I’m sure that’s where it originated but whatever it’s become over past weeks, whatever the thing in my head is now, it doesn’t sound at all like me. Sounds like a question. Admittedly, that alone doesn’t sound terribly unlike me. It must be the nature of this query that is causing my upset.
Yes, from what I can make out, this seems to be the issue. The thing in my head has been evolving. Curse you Darwin. It’s been evolving and now it’s gone and evolved into something unfamiliar – a smugly arrogant, arrogantly smug; boastfully ostentatious, ostentatiously boastful; condescendingly vainglorious, vaingloriously condescending; powerfully bothersome question. Unquestionably, a few weeks ago the question in question was a slightly different question to the question today but still equally as daft although the voice, the voice behind the question, well, it was just as Goddamned haughty back then as the way it’s coming across right now.
“So smart guy,” it begins, “in a few weeks’ time,” it proceeds, “I was just wondering,” it continues, “once you’ve gone ahead and posted on your gay little Facebook page Moments Gone, Obsession, Revelation, and finally the climactic bombshell to your incendiary sequence, Raw, dude, really, what the hell, how the hell and, more to the point, where the hell do you plan to go from there?”
It should be said, for those of you who did actually take the time to read it, the level of obscenity seen in Raw, is not to be celebrated and nor is it to be replicated. I was a different person back then. By the sound of it a much cleverer person too – shit man, I had no idea you could pack so many expletives into a sentence and still have it contain some semblance of meaning. That blew my mind. What consistently fail to blow my mind however, are the moments leading up to an international rugby union test.

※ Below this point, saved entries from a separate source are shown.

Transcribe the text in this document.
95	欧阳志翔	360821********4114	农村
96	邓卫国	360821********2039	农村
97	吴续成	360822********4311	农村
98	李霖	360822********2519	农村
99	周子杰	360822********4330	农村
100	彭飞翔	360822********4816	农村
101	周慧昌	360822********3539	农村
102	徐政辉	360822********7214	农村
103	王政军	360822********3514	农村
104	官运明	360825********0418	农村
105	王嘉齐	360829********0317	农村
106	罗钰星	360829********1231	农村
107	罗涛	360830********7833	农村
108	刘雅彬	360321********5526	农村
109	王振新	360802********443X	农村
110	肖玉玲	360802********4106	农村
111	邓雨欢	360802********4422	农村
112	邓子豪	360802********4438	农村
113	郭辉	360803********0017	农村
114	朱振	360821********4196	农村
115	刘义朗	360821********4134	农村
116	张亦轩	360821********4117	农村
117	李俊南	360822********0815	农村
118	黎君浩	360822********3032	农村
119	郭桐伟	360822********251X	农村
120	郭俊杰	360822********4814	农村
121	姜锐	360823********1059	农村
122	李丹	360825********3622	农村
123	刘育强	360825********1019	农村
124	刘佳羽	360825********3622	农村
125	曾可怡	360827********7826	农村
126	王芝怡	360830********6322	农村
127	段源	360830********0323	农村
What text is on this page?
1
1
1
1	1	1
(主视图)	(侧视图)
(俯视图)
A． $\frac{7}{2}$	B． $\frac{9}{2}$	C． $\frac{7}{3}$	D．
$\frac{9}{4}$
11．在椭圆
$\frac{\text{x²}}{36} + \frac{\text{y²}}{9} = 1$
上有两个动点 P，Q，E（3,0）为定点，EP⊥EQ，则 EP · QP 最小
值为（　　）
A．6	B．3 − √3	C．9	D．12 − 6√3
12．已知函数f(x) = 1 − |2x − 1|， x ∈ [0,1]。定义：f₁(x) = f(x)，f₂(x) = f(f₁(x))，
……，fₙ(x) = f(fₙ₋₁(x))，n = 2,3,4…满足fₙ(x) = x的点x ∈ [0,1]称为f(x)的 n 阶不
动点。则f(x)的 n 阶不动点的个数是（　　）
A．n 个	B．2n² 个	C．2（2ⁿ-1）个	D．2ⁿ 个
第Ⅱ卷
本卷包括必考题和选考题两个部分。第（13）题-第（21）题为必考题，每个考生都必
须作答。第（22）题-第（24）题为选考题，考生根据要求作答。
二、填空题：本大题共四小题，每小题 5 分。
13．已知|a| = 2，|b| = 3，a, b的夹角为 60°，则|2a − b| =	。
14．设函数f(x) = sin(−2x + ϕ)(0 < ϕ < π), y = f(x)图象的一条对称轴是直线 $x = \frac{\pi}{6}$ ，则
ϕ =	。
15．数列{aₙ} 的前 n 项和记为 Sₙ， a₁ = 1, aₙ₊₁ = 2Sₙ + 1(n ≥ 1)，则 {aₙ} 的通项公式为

Yeah, that was probably more segue than I needed.
If I am anything to go by, we as New Zealanders, are a decidedly pretentious people. Even so, do we really think it necessary to exalt ourselves to the level that we so clearly do? Yes, unequivocally, ours is the greatest rugby union side in the world. Does that give us the right to keep people waiting, often channel surfing, sometimes drink refreshing, occasionally conversation engaging; seldom attention paying but invariably agitated, by New Zealand’s elongated display of national pride..?

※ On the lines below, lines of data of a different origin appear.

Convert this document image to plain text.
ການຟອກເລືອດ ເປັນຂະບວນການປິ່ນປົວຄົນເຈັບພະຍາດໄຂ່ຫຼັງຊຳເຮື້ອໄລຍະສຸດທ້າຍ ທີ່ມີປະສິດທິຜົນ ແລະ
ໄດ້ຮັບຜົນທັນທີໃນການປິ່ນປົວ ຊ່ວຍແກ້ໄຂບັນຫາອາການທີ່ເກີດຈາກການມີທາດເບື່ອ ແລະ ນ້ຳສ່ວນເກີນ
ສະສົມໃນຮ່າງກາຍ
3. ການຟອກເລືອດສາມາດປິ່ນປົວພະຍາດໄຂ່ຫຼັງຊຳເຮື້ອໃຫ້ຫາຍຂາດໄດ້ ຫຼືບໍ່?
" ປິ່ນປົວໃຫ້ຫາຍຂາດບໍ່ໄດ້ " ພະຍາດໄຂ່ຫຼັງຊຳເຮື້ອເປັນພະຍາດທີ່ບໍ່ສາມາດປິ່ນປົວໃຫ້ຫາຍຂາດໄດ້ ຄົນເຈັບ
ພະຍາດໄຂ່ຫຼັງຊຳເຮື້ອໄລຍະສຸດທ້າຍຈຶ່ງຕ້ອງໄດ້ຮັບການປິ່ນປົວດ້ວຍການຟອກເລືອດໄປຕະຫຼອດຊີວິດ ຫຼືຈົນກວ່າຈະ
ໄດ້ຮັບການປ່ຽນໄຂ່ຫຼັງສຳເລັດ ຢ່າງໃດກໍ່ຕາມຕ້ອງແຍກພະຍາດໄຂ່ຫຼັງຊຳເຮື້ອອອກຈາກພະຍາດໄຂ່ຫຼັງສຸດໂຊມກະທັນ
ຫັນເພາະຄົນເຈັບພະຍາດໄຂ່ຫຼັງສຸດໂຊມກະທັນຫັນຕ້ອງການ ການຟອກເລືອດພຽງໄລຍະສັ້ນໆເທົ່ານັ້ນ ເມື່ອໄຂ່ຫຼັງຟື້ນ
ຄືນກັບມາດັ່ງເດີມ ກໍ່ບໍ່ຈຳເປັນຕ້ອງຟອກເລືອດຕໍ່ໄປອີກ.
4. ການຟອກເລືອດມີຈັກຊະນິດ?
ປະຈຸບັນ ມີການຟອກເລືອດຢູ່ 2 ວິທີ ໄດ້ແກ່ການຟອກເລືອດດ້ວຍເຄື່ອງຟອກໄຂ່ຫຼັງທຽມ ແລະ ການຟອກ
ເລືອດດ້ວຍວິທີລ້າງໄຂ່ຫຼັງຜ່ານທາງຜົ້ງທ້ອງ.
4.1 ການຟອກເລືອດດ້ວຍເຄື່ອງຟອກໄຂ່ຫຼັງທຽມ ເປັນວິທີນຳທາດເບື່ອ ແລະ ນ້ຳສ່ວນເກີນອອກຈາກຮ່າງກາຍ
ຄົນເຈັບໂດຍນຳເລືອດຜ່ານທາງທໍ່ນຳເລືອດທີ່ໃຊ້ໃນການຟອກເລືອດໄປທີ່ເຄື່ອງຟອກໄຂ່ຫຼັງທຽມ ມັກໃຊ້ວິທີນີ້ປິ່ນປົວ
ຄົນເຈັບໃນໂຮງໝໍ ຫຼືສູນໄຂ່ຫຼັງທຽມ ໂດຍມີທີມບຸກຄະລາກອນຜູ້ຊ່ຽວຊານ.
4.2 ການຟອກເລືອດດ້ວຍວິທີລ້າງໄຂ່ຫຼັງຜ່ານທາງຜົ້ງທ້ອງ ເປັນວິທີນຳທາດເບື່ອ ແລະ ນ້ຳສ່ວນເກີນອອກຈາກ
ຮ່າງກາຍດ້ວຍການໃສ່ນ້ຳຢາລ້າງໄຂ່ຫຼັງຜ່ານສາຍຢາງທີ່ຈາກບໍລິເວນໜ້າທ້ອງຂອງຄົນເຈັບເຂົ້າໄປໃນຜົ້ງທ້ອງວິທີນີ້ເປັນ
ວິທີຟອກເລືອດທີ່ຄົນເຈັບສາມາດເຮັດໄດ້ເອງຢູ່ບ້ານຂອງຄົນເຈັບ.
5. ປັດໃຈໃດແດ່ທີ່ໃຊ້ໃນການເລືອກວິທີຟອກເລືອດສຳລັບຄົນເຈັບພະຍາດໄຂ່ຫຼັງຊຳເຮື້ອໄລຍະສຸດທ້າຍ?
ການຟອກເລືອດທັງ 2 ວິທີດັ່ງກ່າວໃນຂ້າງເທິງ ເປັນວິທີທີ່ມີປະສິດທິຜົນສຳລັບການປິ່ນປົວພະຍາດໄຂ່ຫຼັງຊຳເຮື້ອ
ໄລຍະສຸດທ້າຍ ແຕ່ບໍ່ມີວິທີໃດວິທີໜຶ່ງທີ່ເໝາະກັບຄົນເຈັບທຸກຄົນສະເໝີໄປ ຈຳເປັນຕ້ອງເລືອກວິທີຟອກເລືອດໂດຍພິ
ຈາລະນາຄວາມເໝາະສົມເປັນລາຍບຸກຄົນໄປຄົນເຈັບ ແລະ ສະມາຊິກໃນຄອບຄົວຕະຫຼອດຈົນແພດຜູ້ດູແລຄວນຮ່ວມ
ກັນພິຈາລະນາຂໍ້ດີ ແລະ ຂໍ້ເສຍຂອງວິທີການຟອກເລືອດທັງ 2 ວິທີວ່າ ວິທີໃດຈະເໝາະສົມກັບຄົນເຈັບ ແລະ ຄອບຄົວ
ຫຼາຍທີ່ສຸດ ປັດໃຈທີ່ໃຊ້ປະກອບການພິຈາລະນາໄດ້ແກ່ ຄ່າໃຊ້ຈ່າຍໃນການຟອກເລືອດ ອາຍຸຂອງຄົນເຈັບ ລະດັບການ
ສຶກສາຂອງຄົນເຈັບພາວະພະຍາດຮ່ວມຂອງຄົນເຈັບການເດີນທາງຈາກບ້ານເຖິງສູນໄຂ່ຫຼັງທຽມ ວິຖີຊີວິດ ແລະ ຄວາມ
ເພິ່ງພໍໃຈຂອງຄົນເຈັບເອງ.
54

I call to reference the June 14th match between New Zealand’s All Blacks and England’s English Rugby Union side, which incidentally, posed an identical issue to the week prior and as it turned out, the week thereafter. Here we saw a scintillating, single versed rendition of England’s national anthem, followed by a similarly exquisite, single verse of the Te Reo version of New Zealand’s anthem. Let it be known, I was suitably impressed. “Great”, I thought/mumbled, with emphasis this time on the latter, “they’re finally done putting us through two verses of God Defend New Zealand, then just when you think it’s over and you can watch the bloody game – only-to-be-reminded-that-the-All-Blacks-think-themselves-special to-the-extent-that-the-pre-dominantly-Caucasian-team-like-to-do-a-native-war-dance of-which-few-even-understand-the-relevance-anyway – the bloody Murray version of the anthem starts.”

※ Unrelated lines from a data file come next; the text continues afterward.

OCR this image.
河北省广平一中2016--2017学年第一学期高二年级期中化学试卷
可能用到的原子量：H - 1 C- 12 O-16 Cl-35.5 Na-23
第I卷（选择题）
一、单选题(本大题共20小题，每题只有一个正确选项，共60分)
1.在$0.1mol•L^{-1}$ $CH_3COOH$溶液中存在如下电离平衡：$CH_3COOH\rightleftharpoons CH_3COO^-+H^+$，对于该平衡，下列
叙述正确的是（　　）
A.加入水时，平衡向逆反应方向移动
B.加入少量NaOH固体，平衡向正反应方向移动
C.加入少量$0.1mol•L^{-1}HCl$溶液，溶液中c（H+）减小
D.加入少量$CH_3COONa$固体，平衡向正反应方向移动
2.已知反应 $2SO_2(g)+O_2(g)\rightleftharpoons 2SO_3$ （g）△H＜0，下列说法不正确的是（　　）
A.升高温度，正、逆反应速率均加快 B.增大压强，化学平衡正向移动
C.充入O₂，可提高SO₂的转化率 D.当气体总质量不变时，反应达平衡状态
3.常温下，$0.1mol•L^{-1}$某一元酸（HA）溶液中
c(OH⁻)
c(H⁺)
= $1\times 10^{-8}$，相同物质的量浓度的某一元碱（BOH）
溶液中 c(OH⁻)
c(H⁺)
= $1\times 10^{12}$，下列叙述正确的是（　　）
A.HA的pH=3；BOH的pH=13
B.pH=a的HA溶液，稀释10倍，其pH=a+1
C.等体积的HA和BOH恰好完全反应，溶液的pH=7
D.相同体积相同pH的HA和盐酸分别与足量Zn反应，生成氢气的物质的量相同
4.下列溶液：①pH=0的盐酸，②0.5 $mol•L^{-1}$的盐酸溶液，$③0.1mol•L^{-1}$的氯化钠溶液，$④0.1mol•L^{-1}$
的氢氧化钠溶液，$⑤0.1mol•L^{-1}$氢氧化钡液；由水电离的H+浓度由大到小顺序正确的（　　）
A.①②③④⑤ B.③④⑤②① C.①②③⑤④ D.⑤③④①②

Tonight appeared to be unfolding differently. One pretty lady had sung the English anthem in English then another pretty lady had sung the New Zealand anthem in Te Reo and it was brilliant. No one could have faulted it. So I’m now preparing for the native war dance of which I have recently reminded myself. Then the second pretty lady’s pretty mouth starts to open again. “This is odd,” I thought/mumbled, “what, is she doing two Murray verses now?” I had no idea at the time just how close I came to thought/mumbling upon the truth, as an additional two English verses of God Defend New Zealand rang out across Dunedin’s Forsyth Barr Stadium. I recall sitting in bemused rigidity throughout. Then the war dance began. I think I recall thought/mumbling a choking sound. I can’t recall if I felt more angered, indignant, embarrassed, cheated, or like laughing at such an audacious manifest of arrogance. Then it was over. Finally. Three verses of the NZ anthem to England’s one, followed by NZ’s decidedly threatening but apparently sacred war dance, to England’s perfunctory interest.
I pitied the English rugby team, standing, transfixed; knowing if their attention lapsed for the briefest of moments, some racial rights radical would likely complain to the NZRFU that the English showed disrespect towards the All Black Haka, and cause all manner of unrest.
Honestly. People. A four part anthem? Shit. We’re not that bloody good.